Users: The Reasons IT in School is Different from IT in Business

Many IT professional find the strategies that made them successful in business and industry do not transfer into educational institutions. What used to keep users of IT and their leaders and manager content does not produce the same results. The differences between IT users in other organizations and IT user in school can be summarized in five characteristics:  

  1. Business user tend to be competent in basic skills such as literacy. When building systems for business users, IT professionals can assume the users have some basic digital literacy and can operate a computer, they can read the screen and directions, and interact with the graphical user interfaces to so they can accomplish their tasks. When referring to school-aged learners, it seems inaccurate to suggest they lack these basic competences. I like to use the term “emerging competence” to characterize students. As they become more competent readers and writers, they will become more competent users of IT as well.  
  1. When designing systems for business users, the IT professionals have quite clear requirements and the users will need certain software, hardware, to function and they will need access to the specific data needed for their work, but little else. Even in schools that supply computers to students (even if it is an Internet-only devices such as a Chromebook), the hardware, software, and data needs of students which use specific devices may be very different. This means school IT users require more flexible systems. Flexible systems have the potential to be less reliable, robust, and secure than single-purpose systems.  
  1. In business and industry, users are selected for the role.  Employees selected themselves for the work by applying) and were selected for the position (by being hired). Both of these gateways ensure those who use computers for their work have the necessary skills or the ability to gain them and are motivated to learn and use the systems. If this proves to be not true, there are options for the employer and the employee. If training or other support does not resolve the problems using the computers, they can be removed from the position. This is generally not an option for students. Attendance is compulsory and schools are obligated to provide education to all students. For these reasons, IT professionals in schools must accommodate to a wide range of users and denying access to some users may violate those individual’s right to an education.  
  1. Most employees in business have very specific, limited, and well-known IT and data needs. These are associated with the job they perform. This makes it easy for IT to deploy reliable, robust, and secure systems. Compared to this function-driven need, the IT in schools must be sufficiently flexible to allow interest-driven uses. With the increasing installation of Internet-only devices (Chromebooks) in schools, the need to installation and manage applications has been reduced.  
  1. A final fundamental difference is the relative stability of business users compared to school users. As curriculum changes, the IT needs are likely to change. In addition, users’ skills change over time in a periodic way. The students who struggle to use keyboards early in the school year, become more facile as they gain experience. When the next school year begins, those students are replaced with others who lack the experience.   

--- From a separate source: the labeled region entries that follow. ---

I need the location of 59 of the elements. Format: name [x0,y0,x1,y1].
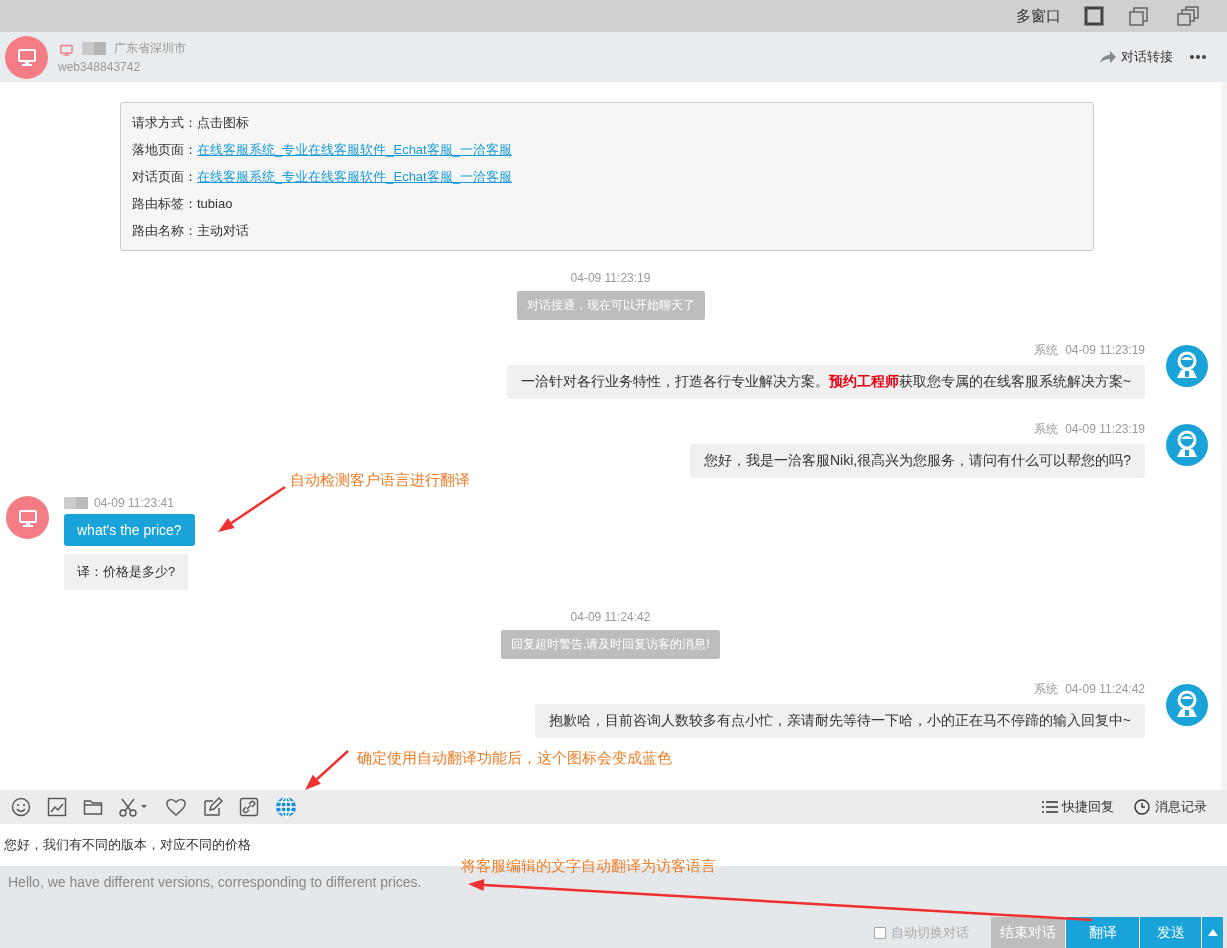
agent-message: 一洽针对各行业务特性，打造各行专业解决方案。预约工程师获取您专属的在线客服系统解决方案~ [506,365,1145,399]
dropdown-button[interactable] [1201,917,1223,948]
heart-icon[interactable] [165,797,187,817]
timestamp: 04-09 11:24:42 [569,610,652,624]
blurred-name [82,42,106,55]
restore-icon[interactable] [1175,5,1201,27]
scissors-icon[interactable] [119,797,149,817]
system-notice: 回复超时警告,请及时回复访客的消息! [501,630,720,659]
message-meta: 系统 04-09 11:23:19 [1034,421,1145,438]
page-link[interactable]: 在线客服系统_专业在线客服软件_Echat客服_一洽客服 [197,167,512,186]
blurred-name [64,497,88,509]
page-link[interactable]: 在线客服系统_专业在线客服软件_Echat客服_一洽客服 [197,140,512,159]
info-label: 落地页面： [132,140,197,159]
message-time: 04-09 11:23:41 [94,496,174,510]
image-icon[interactable] [47,797,67,817]
auto-switch-checkbox[interactable]: 自动切换对话 [874,917,969,948]
share-arrow-icon [1099,50,1117,64]
message-history-button[interactable]: 消息记录 [1134,798,1207,816]
info-label: 对话页面： [132,167,197,186]
annotation-arrow [218,485,286,532]
visitor-location: 广东省深圳市 [114,40,186,57]
visitor-id: web348843742 [58,60,142,74]
more-icon[interactable] [1189,54,1207,60]
info-value: 点击图标 [197,113,249,132]
transfer-button[interactable]: 对话转接 [1099,48,1173,66]
action-button[interactable]: 翻译 [1065,917,1139,948]
message-meta: 系统 04-09 11:24:42 [1034,681,1145,698]
annotation-arrow [305,750,349,790]
message-meta: 系统 04-09 11:23:19 [1034,342,1145,359]
visitor-message: what's the price? [64,514,195,546]
info-value: 主动对话 [197,221,249,240]
quick-reply-button[interactable]: 快捷回复 [1041,798,1114,816]
translated-message: 译：价格是多少? [64,554,189,590]
action-button[interactable]: 发送 [1139,917,1201,948]
maximize-icon[interactable] [1083,5,1105,27]
pencil-icon[interactable] [203,797,223,817]
caret-up-icon [1207,929,1218,936]
clock-icon [1134,799,1151,815]
link-icon[interactable] [239,797,259,817]
smiley-icon[interactable] [11,797,31,817]
annotation-text: 自动检测客户语言进行翻译 [290,471,470,490]
annotation-text: 确定使用自动翻译功能后，这个图标会变成蓝色 [357,749,672,768]
checkbox[interactable] [874,926,886,939]
agent-avatar-icon [1166,424,1208,466]
system-notice: 对话接通，现在可以开始聊天了 [516,291,705,320]
list-icon [1041,799,1058,815]
info-label: 请求方式： [132,113,197,132]
agent-message: 您好，我是一洽客服Niki,很高兴为您服务，请问有什么可以帮您的吗? [690,444,1145,478]
info-label: 路由名称： [132,221,197,240]
multi-window-label[interactable]: 多窗口 [1016,6,1061,26]
globe-icon[interactable] [275,796,297,818]
agent-message: 抱歉哈，目前咨询人数较多有点小忙，亲请耐先等待一下哈，小的正在马不停蹄的输入回复中~ [534,704,1145,738]
end-chat-button[interactable]: 结束对话 [991,917,1065,948]
info-value: tubiao [197,196,233,211]
info-label: 路由标签： [132,194,197,213]
agent-avatar-icon [1166,345,1208,387]
agent-avatar-icon [1166,684,1208,726]
folder-icon[interactable] [83,797,103,817]
timestamp: 04-09 11:23:19 [569,271,652,285]
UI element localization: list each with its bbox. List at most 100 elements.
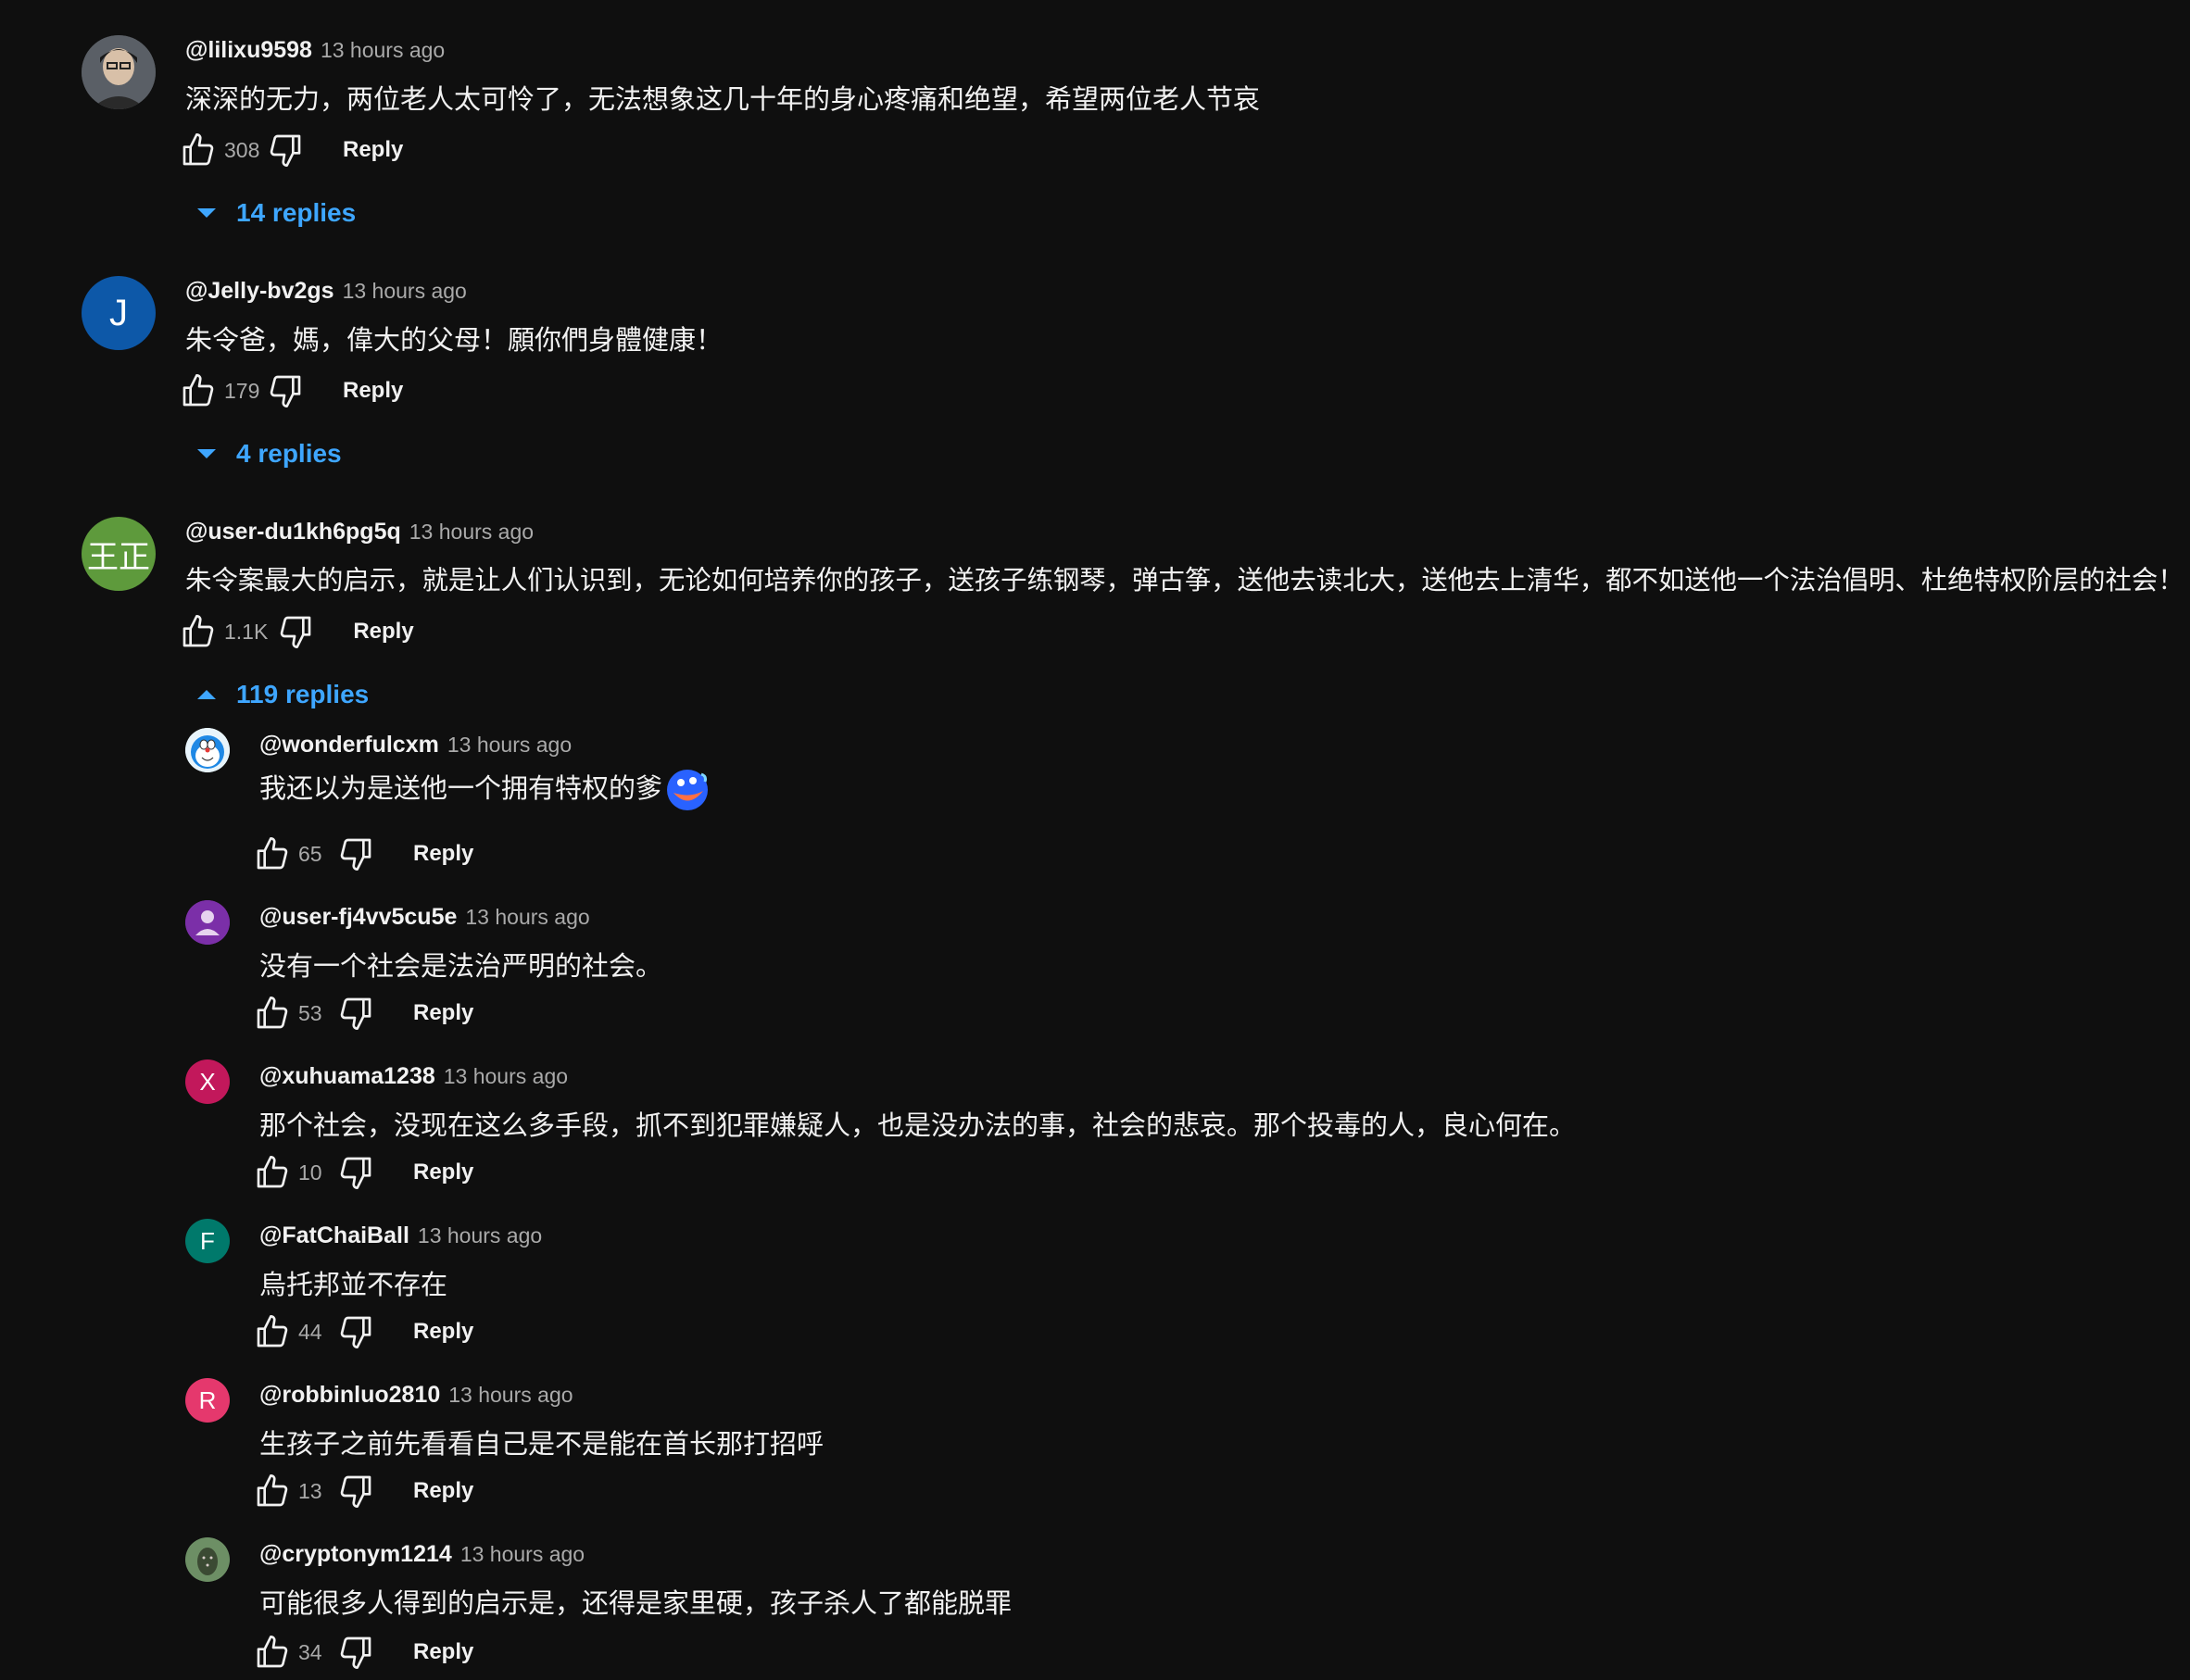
comment-author[interactable]: @user-fj4vv5cu5e <box>259 904 457 931</box>
avatar-letter: X <box>199 1067 216 1096</box>
reply-button[interactable]: Reply <box>353 619 413 645</box>
avatar[interactable] <box>82 35 156 109</box>
thumb-down-icon <box>337 1313 374 1350</box>
person-icon <box>185 900 230 945</box>
comment-timestamp[interactable]: 13 hours ago <box>343 279 467 304</box>
comment-author[interactable]: @lilixu9598 <box>185 37 312 64</box>
like-button[interactable] <box>252 993 293 1034</box>
thumb-down-icon <box>337 835 374 872</box>
comments-section: @lilixu9598 13 hours ago 深深的无力，两位老人太可怜了，… <box>0 0 2190 1680</box>
dislike-button[interactable] <box>335 993 376 1034</box>
comment-author[interactable]: @xuhuama1238 <box>259 1063 435 1090</box>
comment-actions: 179 Reply <box>178 370 403 411</box>
comment-actions: 308 Reply <box>178 130 403 170</box>
user-photo-icon <box>82 35 156 109</box>
chevron-up-icon <box>197 690 216 699</box>
replies-toggle[interactable]: 4 replies <box>197 439 342 469</box>
comment-actions: 44 Reply <box>252 1311 473 1352</box>
thumb-up-icon <box>180 613 217 650</box>
comment-timestamp[interactable]: 13 hours ago <box>447 733 572 758</box>
dislike-button[interactable] <box>335 1152 376 1193</box>
comment-author[interactable]: @FatChaiBall <box>259 1222 409 1249</box>
avatar[interactable] <box>185 900 230 945</box>
avatar[interactable] <box>185 1537 230 1582</box>
reply-button[interactable]: Reply <box>413 1000 473 1026</box>
reply-button[interactable]: Reply <box>413 1478 473 1504</box>
like-count: 44 <box>298 1319 322 1344</box>
comment-header: @xuhuama1238 13 hours ago <box>259 1063 568 1090</box>
thumb-up-icon <box>254 1634 291 1671</box>
like-button[interactable] <box>178 130 219 170</box>
comment-timestamp[interactable]: 13 hours ago <box>448 1383 573 1408</box>
avatar[interactable] <box>185 728 230 772</box>
comment-timestamp[interactable]: 13 hours ago <box>460 1542 585 1567</box>
dislike-button[interactable] <box>265 130 306 170</box>
comment-timestamp[interactable]: 13 hours ago <box>321 38 445 63</box>
comment-timestamp[interactable]: 13 hours ago <box>409 520 534 545</box>
comment-header: @user-fj4vv5cu5e 13 hours ago <box>259 904 590 931</box>
like-button[interactable] <box>252 1471 293 1511</box>
replies-toggle-label: 14 replies <box>236 198 357 227</box>
avatar-letter: R <box>198 1385 217 1414</box>
comment-text: 生孩子之前先看看自己是不是能在首长那打招呼 <box>259 1428 824 1460</box>
dislike-button[interactable] <box>265 370 306 411</box>
replies-toggle[interactable]: 119 replies <box>197 680 369 709</box>
avatar-letter: J <box>109 292 128 333</box>
reply-button[interactable]: Reply <box>413 1639 473 1665</box>
like-button[interactable] <box>178 370 219 411</box>
comment-timestamp[interactable]: 13 hours ago <box>418 1223 542 1248</box>
avatar[interactable]: X <box>185 1059 230 1104</box>
reply-button[interactable]: Reply <box>343 137 403 163</box>
comment-author[interactable]: @Jelly-bv2gs <box>185 278 334 305</box>
comment-author[interactable]: @wonderfulcxm <box>259 732 439 759</box>
thumb-up-icon <box>180 132 217 169</box>
thumb-down-icon <box>267 372 304 409</box>
like-button[interactable] <box>252 1152 293 1193</box>
face-emoji-icon <box>667 770 709 810</box>
avatar[interactable]: J <box>82 276 156 350</box>
dislike-button[interactable] <box>335 834 376 874</box>
comment-actions: 10 Reply <box>252 1152 473 1193</box>
comment-header: @FatChaiBall 13 hours ago <box>259 1222 542 1249</box>
comment-timestamp[interactable]: 13 hours ago <box>444 1064 568 1089</box>
like-button[interactable] <box>252 1632 293 1673</box>
comment-header: @cryptonym1214 13 hours ago <box>259 1541 585 1568</box>
dislike-button[interactable] <box>335 1632 376 1673</box>
reply-button[interactable]: Reply <box>413 841 473 867</box>
like-count: 179 <box>224 378 260 403</box>
comment-text: 那个社会，没现在这么多手段，抓不到犯罪嫌疑人，也是没办法的事，社会的悲哀。那个投… <box>259 1110 1577 1141</box>
comment-author[interactable]: @user-du1kh6pg5q <box>185 519 401 545</box>
avatar[interactable]: F <box>185 1219 230 1263</box>
replies-toggle[interactable]: 14 replies <box>197 198 356 228</box>
comment-timestamp[interactable]: 13 hours ago <box>465 905 589 930</box>
like-button[interactable] <box>252 1311 293 1352</box>
like-button[interactable] <box>252 834 293 874</box>
reply-button[interactable]: Reply <box>413 1160 473 1185</box>
reply-button[interactable]: Reply <box>343 378 403 404</box>
comment-text: 朱令案最大的启示，就是让人们认识到，无论如何培养你的孩子，送孩子练钢琴，弹古筝，… <box>185 565 2184 596</box>
dislike-button[interactable] <box>275 611 316 652</box>
thumb-down-icon <box>267 132 304 169</box>
comment-text: 我还以为是送他一个拥有特权的爹 <box>259 767 711 813</box>
comment-header: @user-du1kh6pg5q 13 hours ago <box>185 519 534 545</box>
dislike-button[interactable] <box>335 1311 376 1352</box>
like-count: 34 <box>298 1639 322 1664</box>
replies-toggle-label: 119 replies <box>236 680 370 708</box>
thumb-up-icon <box>254 1473 291 1510</box>
thumb-down-icon <box>277 613 314 650</box>
avatar-letter: F <box>200 1226 215 1255</box>
chevron-down-icon <box>197 208 216 218</box>
comment-text-content: 我还以为是送他一个拥有特权的爹 <box>259 772 663 804</box>
avatar[interactable]: R <box>185 1378 230 1423</box>
thumb-down-icon <box>337 1473 374 1510</box>
comment-actions: 53 Reply <box>252 993 473 1034</box>
like-count: 53 <box>298 1000 322 1025</box>
thumb-up-icon <box>254 1154 291 1191</box>
comment-text: 深深的无力，两位老人太可怜了，无法想象这几十年的身心疼痛和绝望，希望两位老人节哀 <box>185 83 1261 115</box>
reply-button[interactable]: Reply <box>413 1319 473 1345</box>
like-button[interactable] <box>178 611 219 652</box>
comment-author[interactable]: @cryptonym1214 <box>259 1541 452 1568</box>
dislike-button[interactable] <box>335 1471 376 1511</box>
comment-author[interactable]: @robbinluo2810 <box>259 1382 440 1409</box>
avatar[interactable]: 王正 <box>82 517 156 591</box>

It is an unfortunate reality that many IT leaders in schools are quick to blame users or dismiss their complaints. It is and equally unfortunate reality that school leaders often observe the difficulties between IT professionals and educational professions, but they fail to address it.

We have strategies for bridging those gaps. We can gather data to support the reality of the difficulties and that suggests actions to address them. Until school and technology leaders recognize and get help to resolve these difficulties, the money paid for technology and the professionals who “manage it is wasted.